Patogenisitas Cendawan Beauveria spp. Terhadap Serangga
Cendawan
Beauveria spp. termasuk
dalam cendawan kelas hypomycetes mempunyai hifa yang bersekat-sekat, tetapi ada
juga yang berbentuk sel tunggal dan sering membentuk pseudomiselium jika
lingkungan menguntungkan (Dwijoseputro, 1987).
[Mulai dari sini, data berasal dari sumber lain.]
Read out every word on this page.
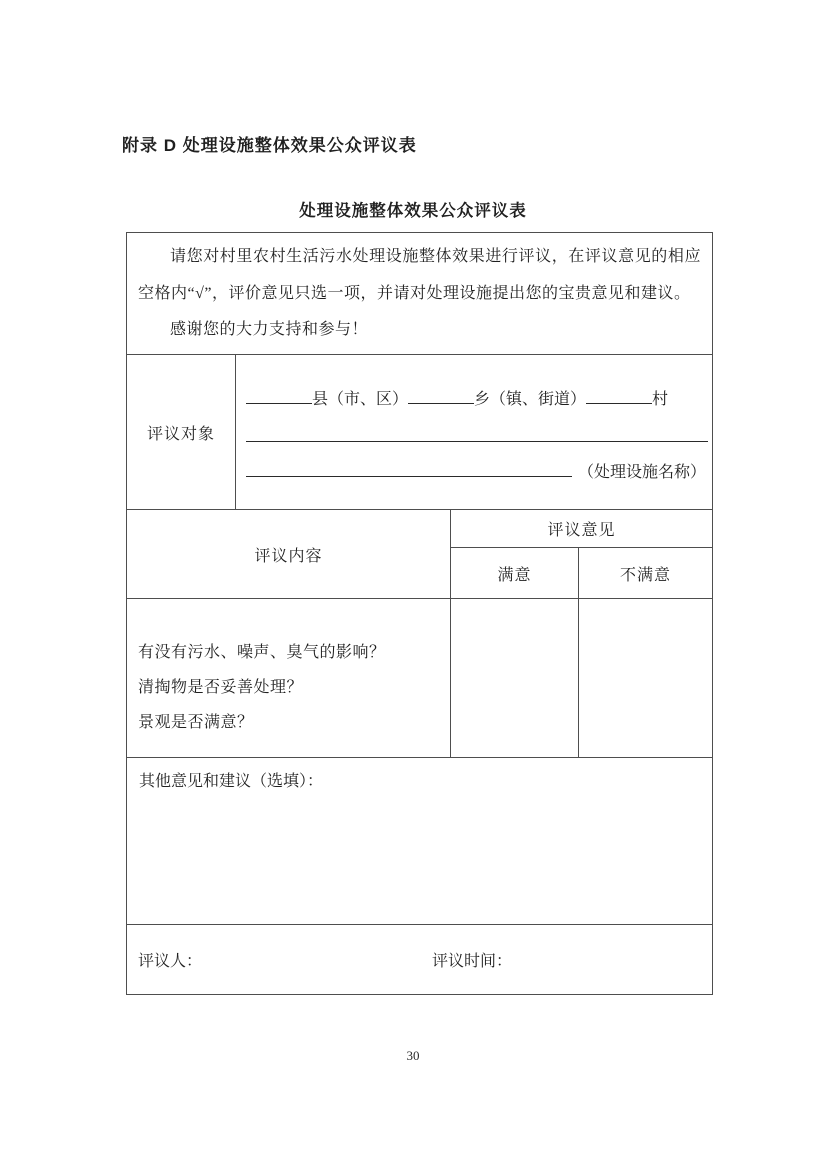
附录 D 处理设施整体效果公众评议表
处理设施整体效果公众评议表

请您对村里农村生活污水处理设施整体效果进行评议，在评议意见的相应空格内“√”，评价意见只选一项，并请对处理设施提出您的宝贵意见和建议。

感谢您的大力支持和参与！

评议对象
县（市、区）	乡（镇、街道）	村
（处理设施名称）
评议内容
评议意见
满意	不满意
有没有污水、噪声、臭气的影响？
清掏物是否妥善处理？
景观是否满意？
其他意见和建议（选填）：
评议人：	评议时间：
30
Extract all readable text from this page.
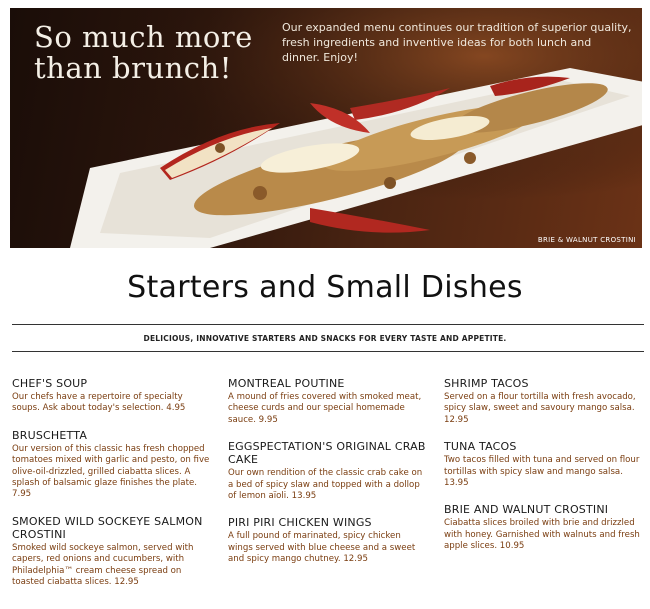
So much more
than brunch!
Our expanded menu continues our tradition of superior quality, fresh ingredients and inventive ideas for both lunch and dinner. Enjoy!
BRIE & WALNUT CROSTINI
Starters and Small Dishes
DELICIOUS, INNOVATIVE STARTERS AND SNACKS FOR EVERY TASTE AND APPETITE.
CHEF'S SOUP
Our chefs have a repertoire of specialty soups. Ask about today's selection. 4.95
BRUSCHETTA
Our version of this classic has fresh chopped tomatoes mixed with garlic and pesto, on five olive-oil-drizzled, grilled ciabatta slices. A splash of balsamic glaze finishes the plate. 7.95
SMOKED WILD SOCKEYE SALMON CROSTINI
Smoked wild sockeye salmon, served with capers, red onions and cucumbers, with Philadelphia™ cream cheese spread on toasted ciabatta slices. 12.95
MONTREAL POUTINE
A mound of fries covered with smoked meat, cheese curds and our special homemade sauce. 9.95
EGGSPECTATION'S ORIGINAL CRAB CAKE
Our own rendition of the classic crab cake on a bed of spicy slaw and topped with a dollop of lemon aïoli. 13.95
PIRI PIRI CHICKEN WINGS
A full pound of marinated, spicy chicken wings served with blue cheese and a sweet and spicy mango chutney. 12.95
SHRIMP TACOS
Served on a flour tortilla with fresh avocado, spicy slaw, sweet and savoury mango salsa. 12.95
TUNA TACOS
Two tacos filled with tuna and served on flour tortillas with spicy slaw and mango salsa. 13.95
BRIE AND WALNUT CROSTINI
Ciabatta slices broiled with brie and drizzled with honey. Garnished with walnuts and fresh apple slices. 10.95
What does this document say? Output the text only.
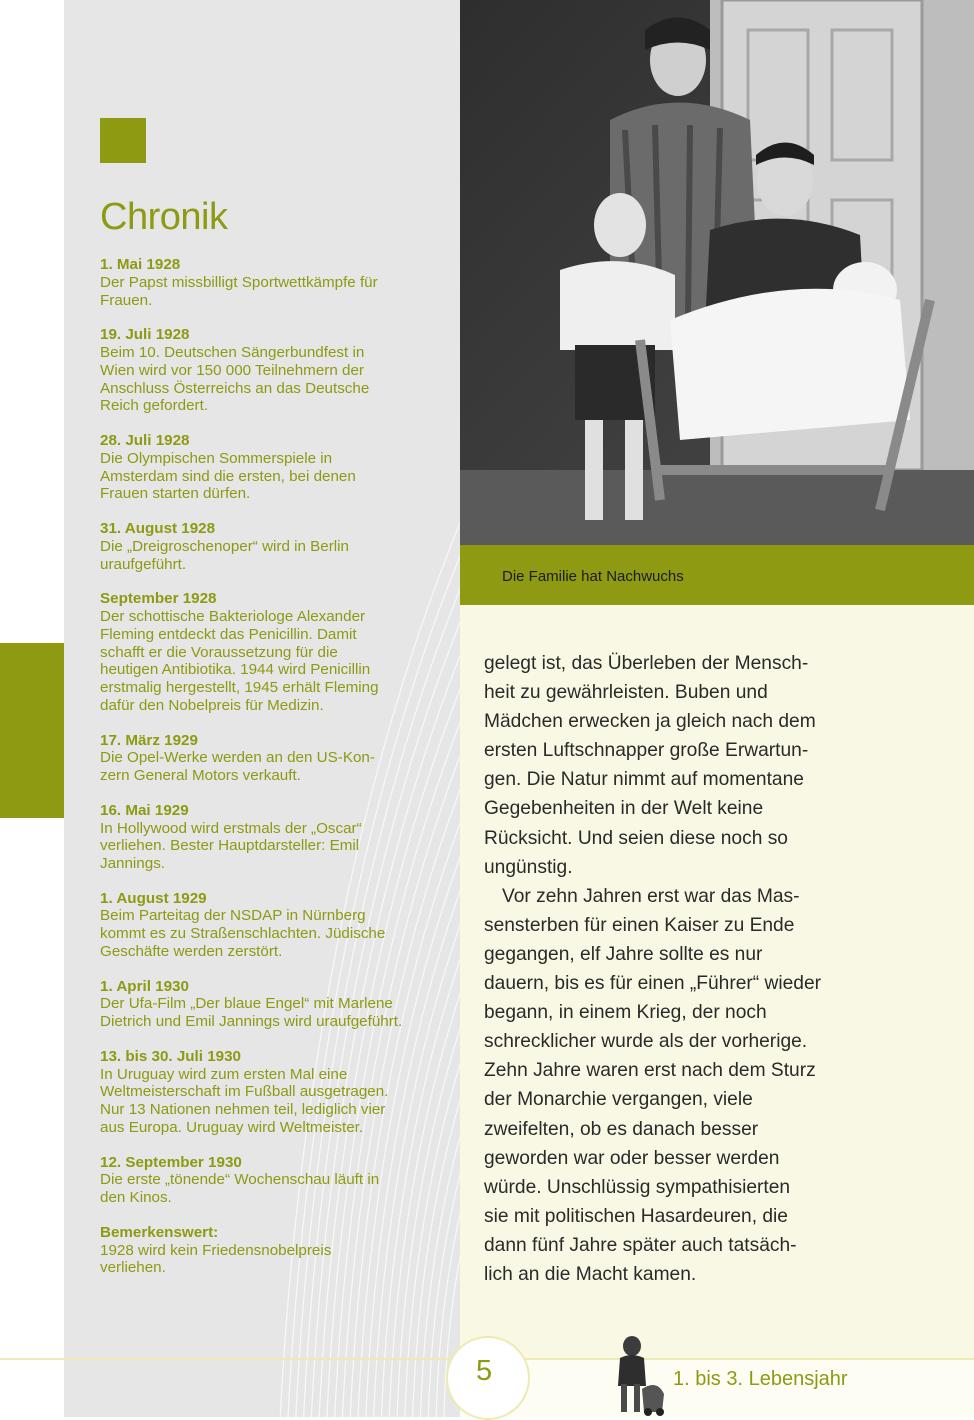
Chronik
1. Mai 1928
Der Papst missbilligt Sportwettkämpfe für
Frauen.
19. Juli 1928
Beim 10. Deutschen Sängerbundfest in
Wien wird vor 150 000 Teilnehmern der
Anschluss Österreichs an das Deutsche
Reich gefordert.
28. Juli 1928
Die Olympischen Sommerspiele in
Amsterdam sind die ersten, bei denen
Frauen starten dürfen.
31. August 1928
Die „Dreigroschenoper“ wird in Berlin
uraufgeführt.
September 1928
Der schottische Bakteriologe Alexander
Fleming entdeckt das Penicillin. Damit
schafft er die Voraussetzung für die
heutigen Antibiotika. 1944 wird Penicillin
erstmalig hergestellt, 1945 erhält Fleming
dafür den Nobelpreis für Medizin.
17. März 1929
Die Opel-Werke werden an den US-Kon-
zern General Motors verkauft.
16. Mai 1929
In Hollywood wird erstmals der „Oscar“
verliehen. Bester Hauptdarsteller: Emil
Jannings.
1. August 1929
Beim Parteitag der NSDAP in Nürnberg
kommt es zu Straßenschlachten. Jüdische
Geschäfte werden zerstört.
1. April 1930
Der Ufa-Film „Der blaue Engel“ mit Marlene
Dietrich und Emil Jannings wird uraufgeführt.
13. bis 30. Juli 1930
In Uruguay wird zum ersten Mal eine
Weltmeisterschaft im Fußball ausgetragen.
Nur 13 Nationen nehmen teil, lediglich vier
aus Europa. Uruguay wird Weltmeister.
12. September 1930
Die erste „tönende“ Wochenschau läuft in
den Kinos.
Bemerkenswert:
1928 wird kein Friedensnobelpreis
verliehen.
Die Familie hat Nachwuchs

gelegt ist, das Überleben der Mensch-
heit zu gewährleisten. Buben und
Mädchen erwecken ja gleich nach dem
ersten Luftschnapper große Erwartun-
gen. Die Natur nimmt auf momentane
Gegebenheiten in der Welt keine
Rücksicht. Und seien diese noch so
ungünstig.

Vor zehn Jahren erst war das Mas-
sensterben für einen Kaiser zu Ende
gegangen, elf Jahre sollte es nur
dauern, bis es für einen „Führer“ wieder
begann, in einem Krieg, der noch
schrecklicher wurde als der vorherige.
Zehn Jahre waren erst nach dem Sturz
der Monarchie vergangen, viele
zweifelten, ob es danach besser
geworden war oder besser werden
würde. Unschlüssig sympathisierten
sie mit politischen Hasardeuren, die
dann fünf Jahre später auch tatsäch-
lich an die Macht kamen.

5	1. bis 3. Lebensjahr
Cendawan ini berkembang secara aseksual dan seksual tergantung dari
faktor-faktor lingkungan seperti suhu,
cahaya, dan nutrisi (Alexopaulus dan Mims, 1979).
Tanada
dan Kaya (1993) mengemukakan bahwa cendawan kelas hypomycetes merupakan cendawan yang
mempunyai hubungan dengan insekta. Beberapa spesies seperti Beauveria
sp, Metharizium sp, Neumuraea
sp sangat virulen terhadap artropoda dan dapat mematikan.
Konidia
adalah bagian yang paling efektif dari sebagian besar cendawan untuk
menginfeksi serangga. Cendawan menginfeksi inangnya melalui
kutikula, mulut, alat pernafasan, dan alat pencernaan. Penetrasi cendawan yang paling mudah adalah
melalui saluran pencernaan, karena dapat menghasilkan zat yang bersifat asam
sehingga pempengaruhi penularan cendawan dan berkembang di saluran pencernaan
(Sila, 1983).
Sebelum konidia mencapai
organ-organ vital serangga, terlebih dahulu berkecambah membentuk hifa. Hifa ini secara bersama-sama membentuk
misilium lalu mengadakan penetrasi ke dalam tubuh serangga inangnya (Sila, 1983). Setelah berhasil melakukan penetrasi ke dalam
tubuh inang, misilium akan mengikuti
aliran darah dan menyebar di seluruh bagian tubuh serangga. Di dalam tubuh serangga cendawan akan memperbanyak
diri dan memproduksi racun beauviricin yang akan merusak struktur membran sel
dan mengakibatkan kematian serangga inang (Riyatno dan Santoso, 1991).
Gejala awal serangga yang
terinfeksi cendawan Beauveria spp yakni kadang-kadang serangga yang
terinfeksi berubah warnanya dengan noda-noda hitam pada bagian kutikula sebagai
titik infeksi yang pertama. Serangga yang
terinfeksi cendawan terlihat lemah serta terkulai dan setelah mati
seluruh tubuhnya akan ditutupi benang hifa yang kemudian menjadi kering. Pada larva lepidoptera, infeksi spora
cendawan terutama terjadi melalui penetrasi permukaan kulit larva. Diduga
infeksi ini terjadi melalui lubang spirakel maupun bagian-bagian tubuh yang
lebih lunak diantaranya ruas-ruas tubuh larva. Infeksi cendawan Beauveria
spp. Pada larva serangga selain melalui penetrasi pada permukaan kulit, spora
cendawan juga dapat tertelan sewaktu larva menggerek/makan organ tanaman,
sehingga spora terbawa ke dalam perut dan menembus dinding usus. Larva yang
terinfeksi biasanya mengeluarkan cairan kemerahan dari mulutnya secara terus
menerus dan akhirnya larva tersebut mati. Setelah mati, mula-mula tubuh larva
masih lunak tetapi dalam waktu sekitar 5 jam larva menjadi kaku (mumi),
kemudian sehari setelah itu tubuh larva diselimuti warna putih yang sebenarnya
adalah miselia dan spora Beauveria spp. (Brody, 1979 dalam Utomo
dan Pardede, 1990).
Cooke (1977) dalam
Sudarmadji dan Gunawan (1994) menguraikan bahwa mekanisme cendawan Beauveria
spp. Dalam mematikan serangga dimulai dengan pembentukan tabung kecambah untuk
menembus kulit, lemak tubuh dan mencapai homocoel (darah) serangga. Di dalam
darah, tabung kecambah membentuk hifa (miselium) dan dengan mengikuti aliran
darah, hifa menyebar ke seluruh bagian tubuh serangga. Menurut Roberts (1981)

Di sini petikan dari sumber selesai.